C’est sans doute là le sens qu’il faut donner au nom du groupe, lequel signifie quelque chose comme « donner et prendre », sorte de variation sur l’expression « donnant-donnant », manière de dire que cette musique s’abstient de toute concession en dépit de ses emprunts aux musiques dites actuelles. Ni folklorisme sclérosé, ni accommodement aux modes éphémères, l’univers vocal et musical auquel nous invite DAKHABRAKHA affiche une singularité et diffuse une saveur qui résiste aux cloisonnements artistiques.

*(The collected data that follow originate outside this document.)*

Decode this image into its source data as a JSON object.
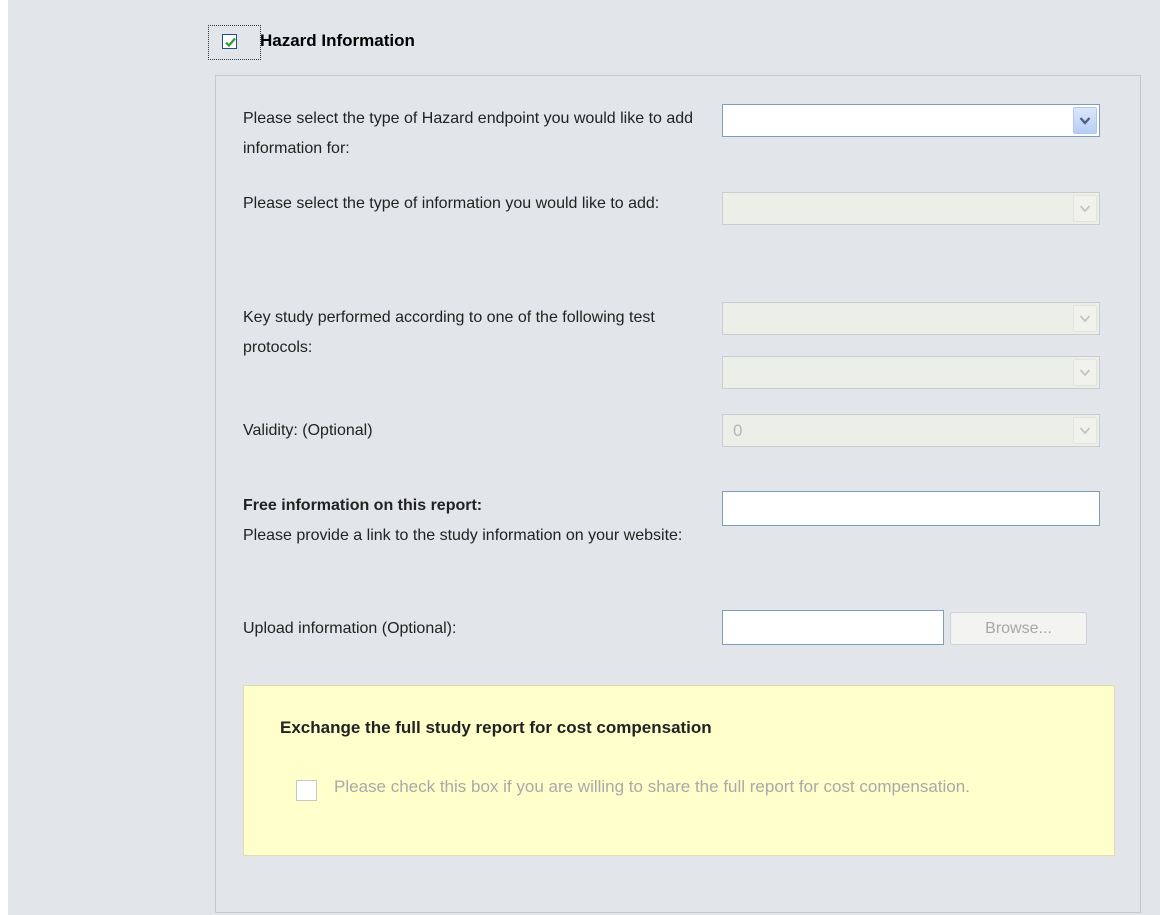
{
  "section": {
    "title": "Hazard Information",
    "checked": true
  },
  "fields": {
    "hazard_endpoint": {
      "label": "Please select the type of Hazard endpoint you would like to add information for:",
      "value": ""
    },
    "info_type": {
      "label": "Please select the type of information you would like to add:",
      "value": ""
    },
    "key_study": {
      "label": "Key study performed according to one of the following test protocols:",
      "value_1": "",
      "value_2": ""
    },
    "validity": {
      "label": "Validity: (Optional)",
      "value": "0"
    },
    "free_info": {
      "heading": "Free information on this report:",
      "label": "Please provide a link to the study information on your website:",
      "value": ""
    },
    "upload": {
      "label": "Upload information (Optional):",
      "browse_label": "Browse..."
    }
  },
  "exchange": {
    "title": "Exchange the full study report for cost compensation",
    "checkbox_label": "Please check this box if you are willing to share the full report for cost compensation.",
    "checked": false
  },
  "colors": {
    "background": "#e2e5e9",
    "yellow_box": "#ffffcc",
    "check_mark": "#2e9e2e"
  },
  "icons": {
    "section_check": "check-icon",
    "dropdown": "chevron-down-icon"
  }
}
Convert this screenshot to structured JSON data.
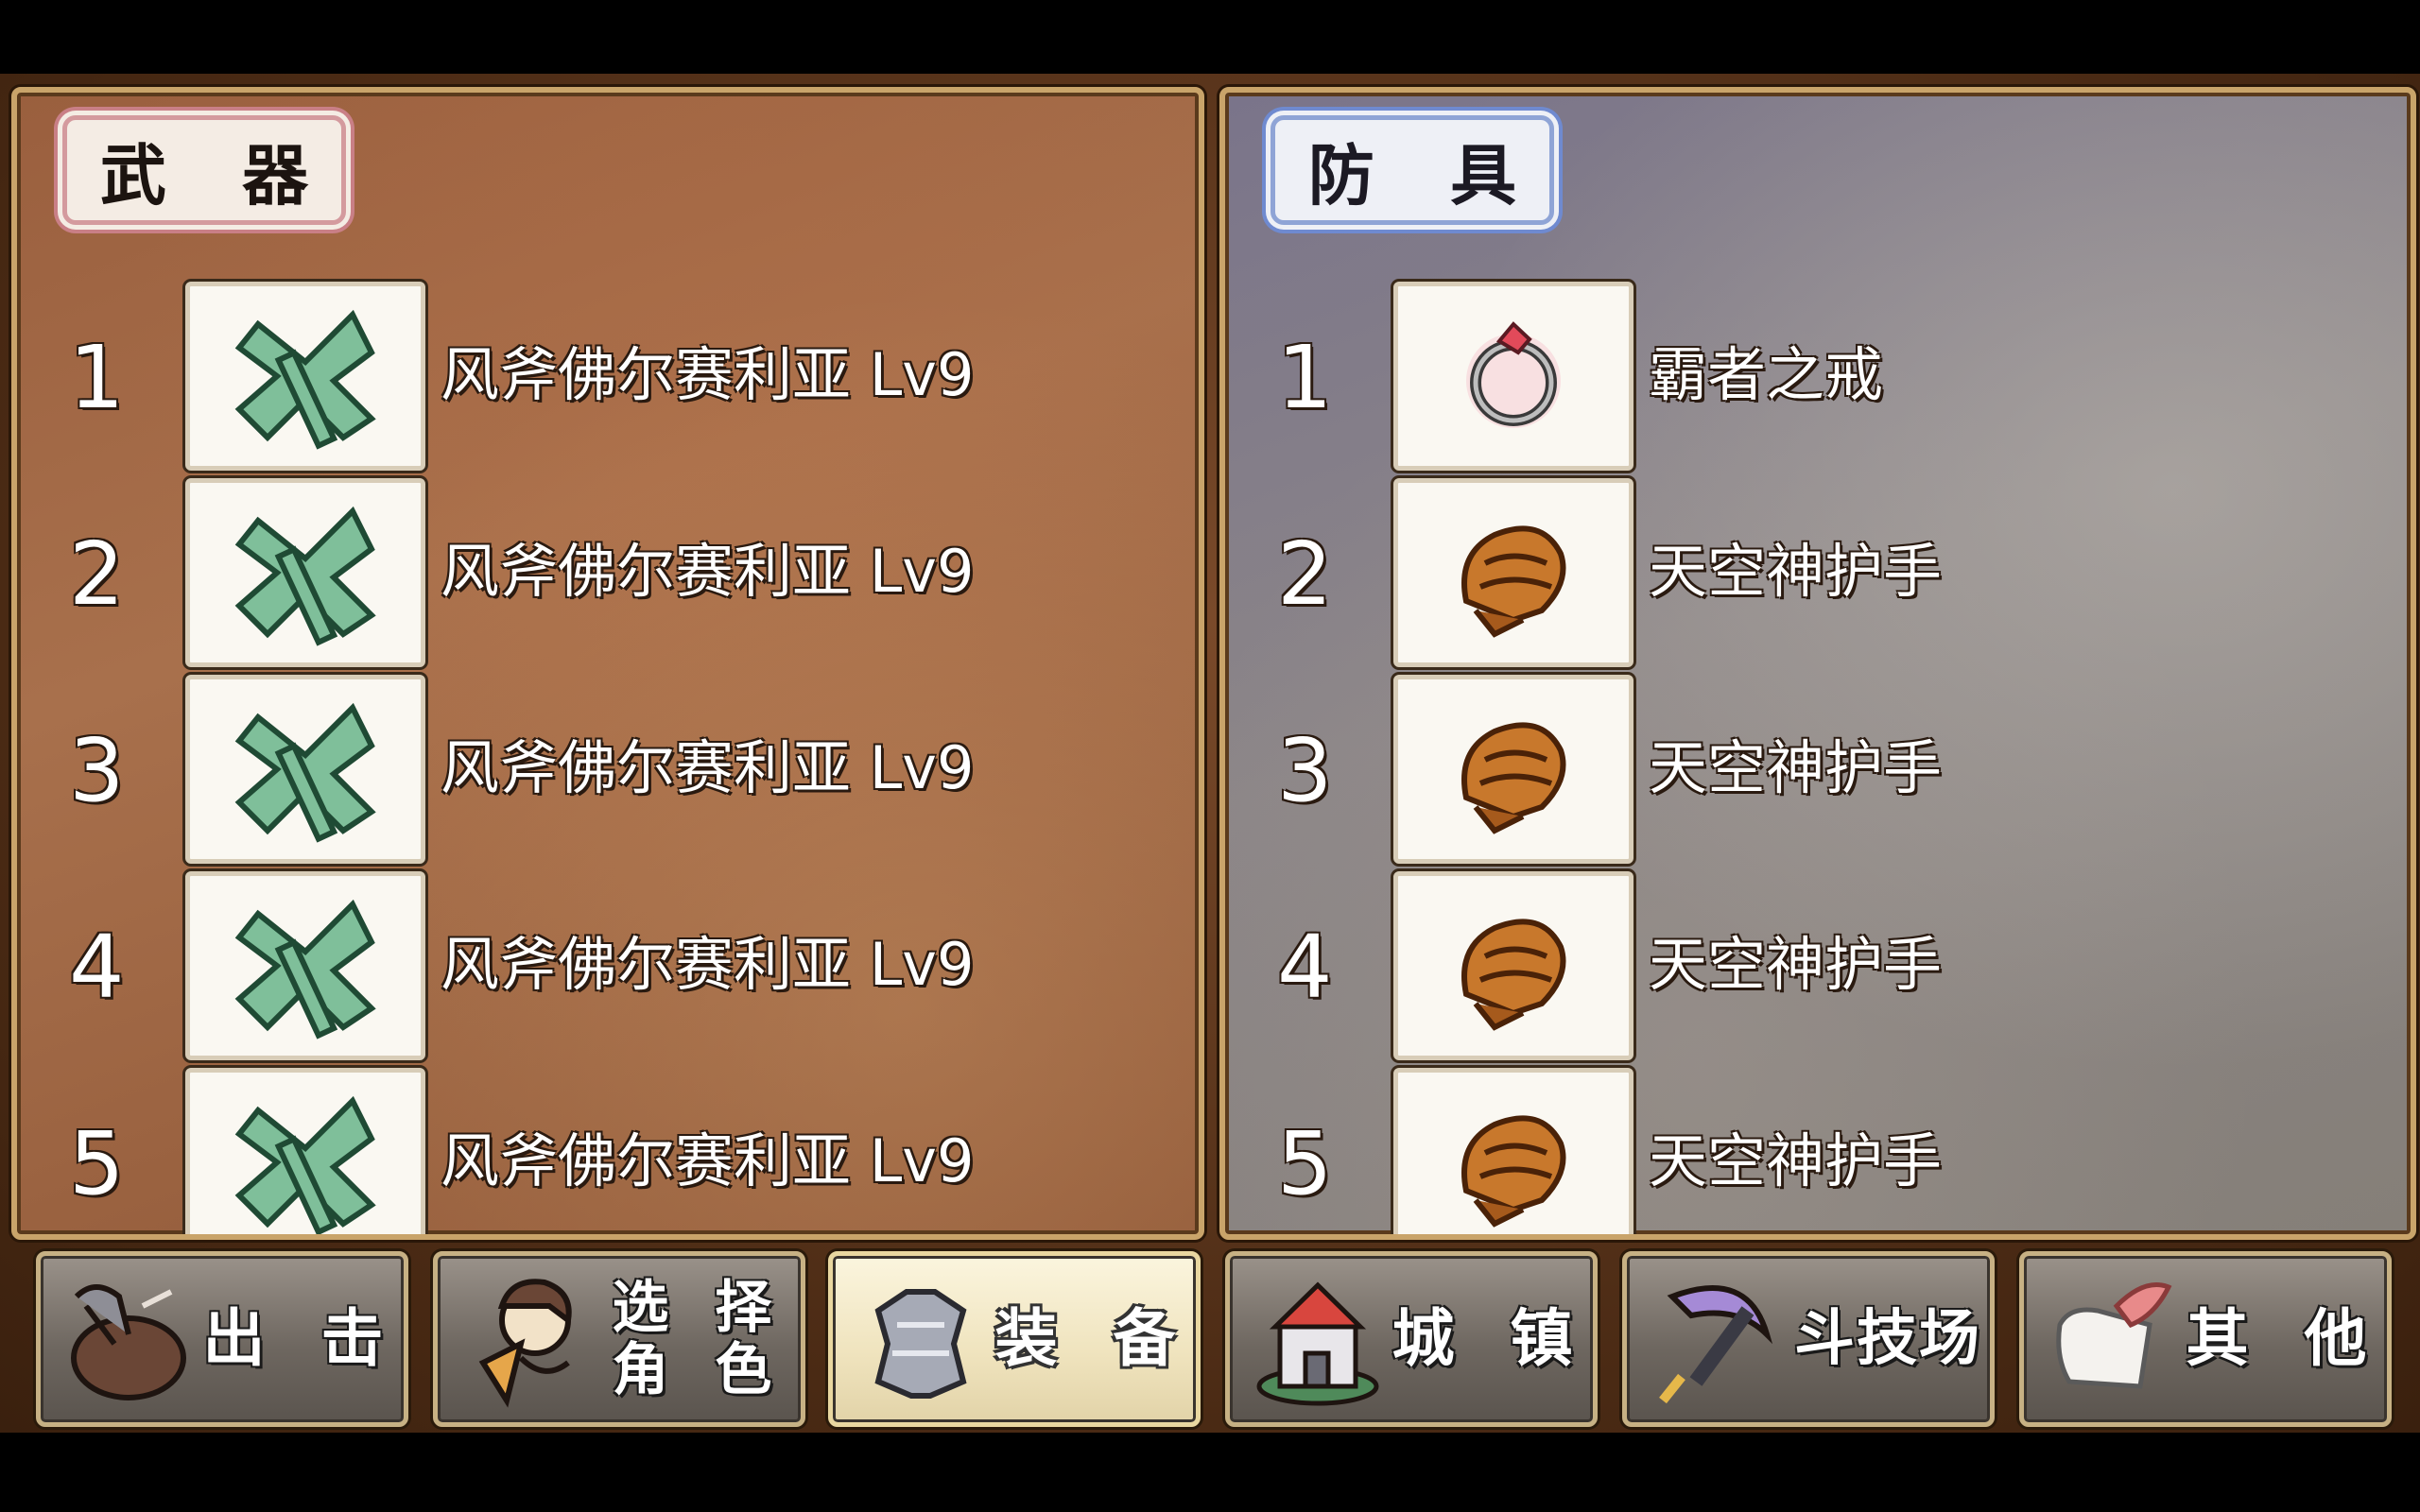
{
  "weapons": {
    "title": "武 器",
    "slots": [
      {
        "num": "1",
        "name": "风斧佛尔赛利亚 Lv9",
        "icon": "axe-icon"
      },
      {
        "num": "2",
        "name": "风斧佛尔赛利亚 Lv9",
        "icon": "axe-icon"
      },
      {
        "num": "3",
        "name": "风斧佛尔赛利亚 Lv9",
        "icon": "axe-icon"
      },
      {
        "num": "4",
        "name": "风斧佛尔赛利亚 Lv9",
        "icon": "axe-icon"
      },
      {
        "num": "5",
        "name": "风斧佛尔赛利亚 Lv9",
        "icon": "axe-icon"
      }
    ]
  },
  "armor": {
    "title": "防 具",
    "slots": [
      {
        "num": "1",
        "name": "霸者之戒",
        "icon": "ring-icon"
      },
      {
        "num": "2",
        "name": "天空神护手",
        "icon": "gauntlet-icon"
      },
      {
        "num": "3",
        "name": "天空神护手",
        "icon": "gauntlet-icon"
      },
      {
        "num": "4",
        "name": "天空神护手",
        "icon": "gauntlet-icon"
      },
      {
        "num": "5",
        "name": "天空神护手",
        "icon": "gauntlet-icon"
      }
    ]
  },
  "nav": {
    "sortie": "出 击",
    "select_line1": "选 择",
    "select_line2": "角 色",
    "equip": "装 备",
    "town": "城 镇",
    "arena": "斗技场",
    "other": "其 他",
    "active": "equip"
  }
}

À l’origine, le nom du groupe renvoie aussi en partie au Théâtre Dakh, à Kiyv, la capitale ukrainienne, d’où sont issus les membres de DAKHABRAKHA, lequel était une troupe de comédiens-musiciens dirigés par Vlad TROITSKYI, le directeur du théâtre qui est devenu leur manager. Réuni en 2004 au sein du Centre d’art contemporain de Kiyv, le quartette a pris le temps de collecter pendant plusieurs années les des chansons populaires provenant de divers villages de toutes les régions ukrainiennes pour éviter qu’elles ne disparaissent totalement. À cette base folklorique rurale, les quatre membres de DAKHABRAKHA (Irina KOVALENKO, Nina GARENETSKA, Olena TSYBULSKA et Marko HALANEVYCH) ont procédé à des arrangements originaux intégrant des influences musicales diverses empruntant aux sons et aux instrumentations d’autres cultures, des Balkans à l’Inde en passant par l’Afrique, l’Orient, et même les aborigènes d’Australie, en fonction des couleurs souhaitées sur chaque pièce.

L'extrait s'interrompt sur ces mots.